Толик говорил еще что-то, но Федор уже не слушал. В ловушке! В могиле заживо! Воздух шипит еле-еле — значит зажало. Хорошо еще, шланг спиральный, а то бы передавило. Толька врет про компрессор.

"Конец!" Колючие мурашки поползли по телу. В коленях стало пусто, как в детстве, когда Васька столкнул его на проплывающую льдину. Чувство острого страха, знакомое с тех пор, захлестнуло Федора.

Он еще и еще лихорадочно ощупывал стены своей могилы, надеясь найти хоть какую-нибудь щелку, хоть какую-нибудь дырочку. Он стал бы ее рыть, рыть, рыть!.. Но руки натыкались на ледяные непроницаемые стены. "Конец! Все!.."
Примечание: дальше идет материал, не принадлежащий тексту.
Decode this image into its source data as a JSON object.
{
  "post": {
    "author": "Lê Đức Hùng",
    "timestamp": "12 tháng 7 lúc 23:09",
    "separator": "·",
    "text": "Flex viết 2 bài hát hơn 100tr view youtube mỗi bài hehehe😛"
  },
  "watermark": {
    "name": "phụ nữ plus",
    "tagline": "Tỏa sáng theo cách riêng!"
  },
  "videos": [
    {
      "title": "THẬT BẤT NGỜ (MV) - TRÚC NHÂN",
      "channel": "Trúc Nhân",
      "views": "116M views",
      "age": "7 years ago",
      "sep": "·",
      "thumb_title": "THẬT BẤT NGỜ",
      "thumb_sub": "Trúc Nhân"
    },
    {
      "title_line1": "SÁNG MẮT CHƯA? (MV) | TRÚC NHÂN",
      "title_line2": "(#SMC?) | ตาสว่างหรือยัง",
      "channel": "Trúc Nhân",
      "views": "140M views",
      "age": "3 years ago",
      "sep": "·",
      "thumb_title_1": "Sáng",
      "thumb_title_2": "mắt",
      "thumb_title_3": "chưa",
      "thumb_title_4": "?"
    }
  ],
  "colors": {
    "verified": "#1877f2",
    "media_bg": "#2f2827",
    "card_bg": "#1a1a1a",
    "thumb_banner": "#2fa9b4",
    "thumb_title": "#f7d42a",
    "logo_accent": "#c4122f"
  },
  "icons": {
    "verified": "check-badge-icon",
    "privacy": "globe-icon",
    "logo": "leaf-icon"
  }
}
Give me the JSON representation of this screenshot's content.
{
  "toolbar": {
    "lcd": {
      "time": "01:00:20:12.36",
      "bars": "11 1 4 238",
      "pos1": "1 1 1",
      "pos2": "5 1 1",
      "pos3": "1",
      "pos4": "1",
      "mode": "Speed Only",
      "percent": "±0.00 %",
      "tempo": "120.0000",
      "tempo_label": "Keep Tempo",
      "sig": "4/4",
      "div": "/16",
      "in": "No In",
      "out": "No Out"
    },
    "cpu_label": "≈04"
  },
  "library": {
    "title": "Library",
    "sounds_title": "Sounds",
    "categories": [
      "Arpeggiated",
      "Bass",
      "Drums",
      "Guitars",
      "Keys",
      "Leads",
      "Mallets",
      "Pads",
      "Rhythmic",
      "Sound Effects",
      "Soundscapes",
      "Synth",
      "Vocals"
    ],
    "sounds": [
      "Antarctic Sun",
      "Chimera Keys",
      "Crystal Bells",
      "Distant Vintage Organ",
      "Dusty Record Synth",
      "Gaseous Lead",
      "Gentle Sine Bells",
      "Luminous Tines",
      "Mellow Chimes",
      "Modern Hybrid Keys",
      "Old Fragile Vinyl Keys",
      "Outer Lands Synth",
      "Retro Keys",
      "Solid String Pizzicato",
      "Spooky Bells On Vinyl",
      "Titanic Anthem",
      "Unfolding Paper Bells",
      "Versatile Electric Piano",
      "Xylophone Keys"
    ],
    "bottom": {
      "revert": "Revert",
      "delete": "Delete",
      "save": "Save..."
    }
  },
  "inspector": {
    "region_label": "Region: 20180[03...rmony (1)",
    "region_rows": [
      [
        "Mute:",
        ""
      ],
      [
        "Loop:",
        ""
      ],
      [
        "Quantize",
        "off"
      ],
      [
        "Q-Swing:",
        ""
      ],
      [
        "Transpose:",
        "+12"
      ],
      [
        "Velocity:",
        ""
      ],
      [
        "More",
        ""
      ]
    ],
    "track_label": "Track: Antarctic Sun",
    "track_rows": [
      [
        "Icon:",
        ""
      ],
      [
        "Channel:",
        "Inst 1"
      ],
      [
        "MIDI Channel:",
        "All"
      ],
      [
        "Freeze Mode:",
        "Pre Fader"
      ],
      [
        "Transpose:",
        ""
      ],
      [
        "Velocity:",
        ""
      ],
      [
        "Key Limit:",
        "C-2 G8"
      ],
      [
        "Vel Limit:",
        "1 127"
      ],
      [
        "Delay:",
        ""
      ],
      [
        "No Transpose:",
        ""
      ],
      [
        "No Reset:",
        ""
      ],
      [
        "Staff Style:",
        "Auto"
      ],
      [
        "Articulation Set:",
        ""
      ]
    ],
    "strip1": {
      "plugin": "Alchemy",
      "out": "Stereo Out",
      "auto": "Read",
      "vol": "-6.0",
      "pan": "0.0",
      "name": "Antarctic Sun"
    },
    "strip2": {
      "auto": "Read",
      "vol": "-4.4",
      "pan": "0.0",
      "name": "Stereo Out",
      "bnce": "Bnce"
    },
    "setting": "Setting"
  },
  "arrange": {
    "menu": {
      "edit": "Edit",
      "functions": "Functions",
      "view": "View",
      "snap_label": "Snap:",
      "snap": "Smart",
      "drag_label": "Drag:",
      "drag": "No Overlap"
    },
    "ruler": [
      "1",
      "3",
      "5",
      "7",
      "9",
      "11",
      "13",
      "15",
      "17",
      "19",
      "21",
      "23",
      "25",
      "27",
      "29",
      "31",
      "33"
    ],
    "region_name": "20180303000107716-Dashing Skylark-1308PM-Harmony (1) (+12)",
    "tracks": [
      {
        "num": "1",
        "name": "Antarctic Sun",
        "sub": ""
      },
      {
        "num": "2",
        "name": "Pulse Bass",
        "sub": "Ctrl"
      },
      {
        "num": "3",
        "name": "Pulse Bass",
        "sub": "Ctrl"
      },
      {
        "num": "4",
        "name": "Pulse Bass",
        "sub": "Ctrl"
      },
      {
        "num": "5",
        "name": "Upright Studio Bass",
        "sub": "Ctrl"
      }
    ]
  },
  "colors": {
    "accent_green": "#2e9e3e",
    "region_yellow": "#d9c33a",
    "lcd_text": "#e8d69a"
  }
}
Как он стал молиться, он не помнил, не знал. Кому молился, тоже не знал. Но молился исступленно, плача и проклиная: — "Не дайте умереть! Неужели конец? Не хочу, не хочу!.. За что?!"

Но вот в сознание ворвался голос: "Замолчи! Слышишь, замолчи! Стисни зубы, будь человеком! Слышишь?! Тебя спасут, обязательно спасут! Федя, возьми себя в руки! Держись!"

Федор отрезвел. "Что это? Схожу с ума? Что это?"

— Кто это?.. Толик?!

— Я, Федя, я! Держись! Тебя отмывают! Не бойся, держись!

"Да, держаться! Надо держаться! Не дрожать!" Но стоило чуть ослабить челюсти, как зубы начинали стучать. "Это от холода! Не дрожать!" Но дрожь, крупная, как лихорадка, била и била помимо воли, вопреки желанию.

В шлеме жарко от нехватки воздуха, а по лицу текли холодные струйки. Тело, распластанное в неудобной позе, деревенело. Ног уже не слышно. В чугунном звоне пухла голова. От тяжелых толчков крови в ушах Федор глох.

Все труднее дышать, каменной плитой придавило грудь. "Вот так задыхался Ордынцев". От ужаса зашевелились волосы...

Тупой кувалдой стучит в висках сердце, сейчас лопнут сосуды...

Федор впал в забытье.

Видел залитые солнцем поля, синюю гряду Алтайских гор — нет, белую. Белки. Снег, сугробы снега... По пояс в снегу, леденеют ноги. Как вытащить ноги? Как попал он сюда, в эту заснеженную пустыню?..

"Что это? Я теряю сознание? Возьми себя в руки! Главное для водолаза — держать нервы в кулаке. Кто это? Толик? Нет, Макуха. Макуха так говорил. И он не стонал тогда. Будь и ты человеком!"

Качнуло шлем.

"Воздух! Воздух пошел!"

Обдало жаром радости, но тут же пришла догадка. Этот воздух он сам стравил. И теперь большой воздушный пузырь плавает под днищем корабля, не находя выхода. Значит, плотно сел транспорт. "Могила! Нет, нет! Я еще буду жить! Буду! Буду! Буду!.."

Лейтенант Свиридов принял самое рискованное и самое верное решение. Бабкин до конца отмывает Федора, а потом обоих без "выдержек" вверх и немедленно в рекомпрессионную камеру. Но чтобы выполнить это решение, Бабкин должен работать под водой неположенное время...


Когда Федора подняли, он был без сознания и седой...

Раздевать было некогда — вот-вот обрушится на водолаза кессонная болезнь, начнет душить, ломать...

Степан ножом вспорол на Федоре водолазную рубашку, и Федор вывалился из скафандра.